I always wondered if they did that to make the products seem more upscale. Like people started to realize Archer Farms was a store brand, and thus a “lesser” brand. So they rename it Good & Gather, and people might not realize right away that it’s just the same stuff that used to be branded Market Pantry/Archer Farms/Simply Balanced, and think of it as more upscale.
Also in the same vein, I’ve heard St. Pauli Girl was created to appeal to American tastes, and is considered crap beer in Germany (it’s still a hell of a lot better than mass-produced American lagers).
And Pabst Blue Ribbon got a popularity boost in the early 2000s due to hipsters deciding to make it their drink of choice, though I don’t think it had anything to do with marketing efforts on the part of the Pabst Brewinc Co., just dumb luck.
Around here, the major grocery chain is Price Chopper.
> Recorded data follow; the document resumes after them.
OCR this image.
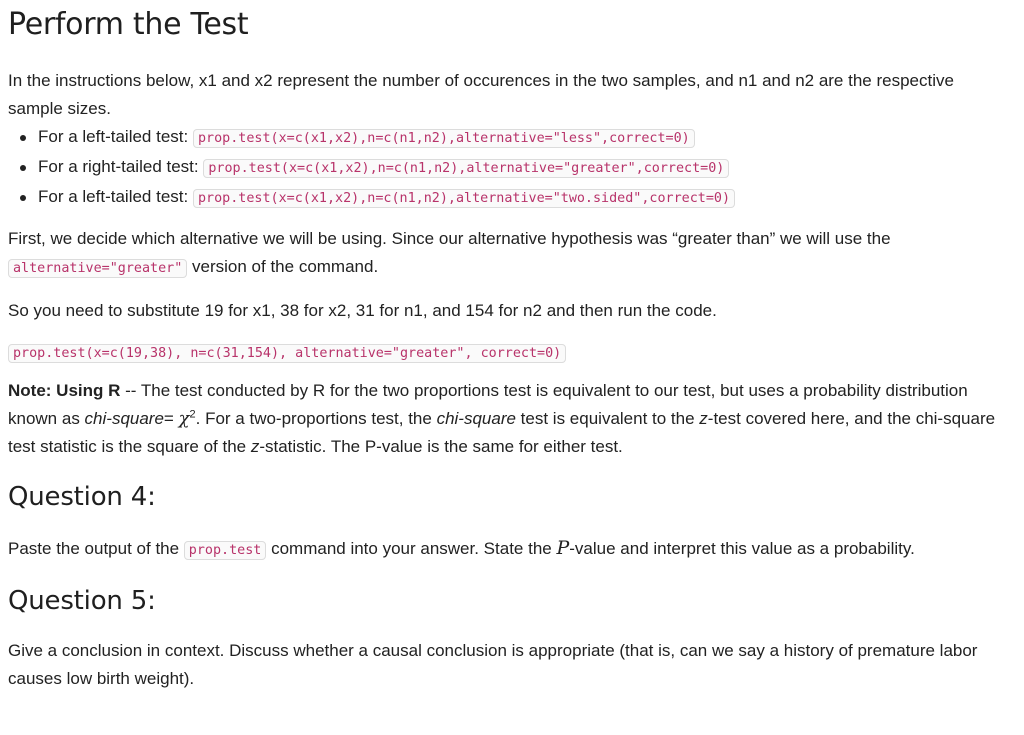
Perform the Test

In the instructions below, x1 and x2 represent the number of occurences in the two samples, and n1 and n2 are the respective sample sizes.

For a left-tailed test: prop.test(x=c(x1,x2),n=c(n1,n2),alternative="less",correct=0)
For a right-tailed test: prop.test(x=c(x1,x2),n=c(n1,n2),alternative="greater",correct=0)
For a left-tailed test: prop.test(x=c(x1,x2),n=c(n1,n2),alternative="two.sided",correct=0)

First, we decide which alternative we will be using. Since our alternative hypothesis was “greater than” we will use the alternative="greater" version of the command.

So you need to substitute 19 for x1, 38 for x2, 31 for n1, and 154 for n2 and then run the code.

prop.test(x=c(19,38), n=c(31,154), alternative="greater", correct=0)

Note: Using R -- The test conducted by R for the two proportions test is equivalent to our test, but uses a probability distribution known as chi-square= $\chi^2$. For a two-proportions test, the chi-square test is equivalent to the z-test covered here, and the chi-square test statistic is the square of the z-statistic. The P-value is the same for either test.

Question 4:

Paste the output of the prop.test command into your answer. State the P-value and interpret this value as a probability.

Question 5:

Give a conclusion in context. Discuss whether a causal conclusion is appropriate (that is, can we say a history of premature labor causes low birth weight).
They’re in the process of upgrading their brand to Market 32 to sound more upscale. Currently, they’re using both names side-by-side, but the clear intention is to eventually be Market 32.
(“32” refers to the year they established. Their symbol used to be a Liberty dollar with that date being chopped with an axe, but they dropped that when people complained it looked like the axe was chopping Miss Liberty),
Nonsense. Their reputation for the first decade at least was for quirky, extremely durable cars and they promoted that with TV commercials that touted their longevity. In the late 80s they introduced the “Justy.”
That particular model was a piece of crap.
That’s history repeating. When Germany became a new industrial power after the unification of 1871, the British forced imported German goods to be labelled “Made in Germany”. Of course, it soon became a sign for quality.
Gallo wines were considered cheap and inferior to more upscale wines. Gallo Hearty Burgundy was the go-to red wine when I was in college.
They slowly moved from generic wines to varietals as more and more boutique wineries started opening. They rebranded themselves as E. and J. Gallo Wineries and Gallo Family Vineyards, and now concentrate on a more upscale image (though they still make the cheap stuff).
Carhartt is kind of like that today. Their stuff still popular with contractors and labor types but also has some mass market appeal, especially jackets and things like carpenters’ pants.
You can even look at how some individual car models (like the Civic or the Corolla) changed over the decades they’ve been available. Both were small, inexpensive compact cars when they were first introduced in the US (perhaps aimed at the first-time car buyer) but have gradually gotten nicer over the years. And both Toyota and Honda now have cheaper models.
Of course colas can be premium. Coke / Pepsi / Dr Pepper / etc - the name brand ones that advertise are premium-ish. There are also various micro-colas, like Jones Soda up here in the Seattle area, that advertise less-to-not-at-all, but use ‘premium ingredients’ (usually real sugar) and charge premium prices. These are really a tier up. Then there’s the various store brands and knock offs. These are several tiers down.
I wouldn’t consider Coke or Pepsi “premuim”, more like mainstream/middle-of-the-road, but I think @RealityChuck meant that Pepsi is now considered to be on par with Coke, rather than a bargain priced alternative to it, on the level of today’s store brands.
Royal Crown Cola was never considered as prestigious (or tasty) as the obvious category leaders. My understanding is they manufacture many of the supermarket brands. However, they introduced the first diet cola in 1958 and supposedly deserve credit (I wasn’t there!) for marketing it with the goal of reducing both adult and paediatric obesity.